Nel settore agricolo e, in particolare, in quello vitivinicolo, alcune professionalità incidono in modo determinante pur rimanendo spesso lontane dalla scena pubblica. Il loro valore emerge nei risultati ottenuti nel tempo, nell’impostazione del lavoro trasmessa ai collaboratori e nella capacità di influenzare standard produttivi e scelte tecniche. La scomparsa di una di queste figure lascia un segno non solo sul piano umano, ma anche sul percorso evolutivo di un comparto.

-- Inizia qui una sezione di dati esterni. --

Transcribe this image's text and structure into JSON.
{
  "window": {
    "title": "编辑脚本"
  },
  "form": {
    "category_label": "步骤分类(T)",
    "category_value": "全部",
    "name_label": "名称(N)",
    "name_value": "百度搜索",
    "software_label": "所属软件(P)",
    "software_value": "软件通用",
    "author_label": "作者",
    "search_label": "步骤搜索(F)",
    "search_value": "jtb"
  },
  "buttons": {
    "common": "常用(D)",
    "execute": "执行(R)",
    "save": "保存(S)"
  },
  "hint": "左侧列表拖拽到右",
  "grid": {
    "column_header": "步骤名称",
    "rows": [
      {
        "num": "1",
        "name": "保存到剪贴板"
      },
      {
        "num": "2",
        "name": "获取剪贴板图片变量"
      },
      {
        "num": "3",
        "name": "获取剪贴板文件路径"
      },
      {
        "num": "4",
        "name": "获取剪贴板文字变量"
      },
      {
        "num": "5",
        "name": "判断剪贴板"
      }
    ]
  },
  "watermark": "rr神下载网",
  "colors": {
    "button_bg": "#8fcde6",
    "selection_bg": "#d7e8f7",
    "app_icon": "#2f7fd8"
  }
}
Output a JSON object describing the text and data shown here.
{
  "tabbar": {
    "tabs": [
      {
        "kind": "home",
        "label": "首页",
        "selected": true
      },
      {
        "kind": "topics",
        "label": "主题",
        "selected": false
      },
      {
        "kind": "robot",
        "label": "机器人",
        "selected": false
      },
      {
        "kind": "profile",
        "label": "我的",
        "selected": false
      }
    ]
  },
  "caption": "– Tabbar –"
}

Negli ultimi decenni il vino italiano ha attraversato una fase di trasformazione profonda, con un’accelerazione della ricerca enologica, una maggiore consapevolezza del rapporto tra vitigno e territorio e un crescente riconoscimento internazionale. In quel contesto si sono affermati consulenti e tecnici in grado di accompagnare aziende e denominazioni verso modelli produttivi più definiti e riconoscibili.

Addio a una figura centrale della viticoltura contemporanea
È morto all’età di 73 anni delle personalità più rilevanti della viticoltura italiana contemporanea. Il suo nome è legato a una stagione di rinnovamento che tra gli anni Ottanta e Novanta contribuì a ridefinire la percezione del vino italiano, con un’attenzione crescente alla qualità e alla precisione dei processi.

La notizia della scomparsa, cordoglio del settore
La notizia della scomparsa ha suscitato cordoglio nel mondo agricolo e tra gli operatori del settore, che negli anni hanno associato Bernabei a un metodo di lavoro rigoroso, fondato su competenze tecniche e su un approccio orientato alla valorizzazione delle specificità locali.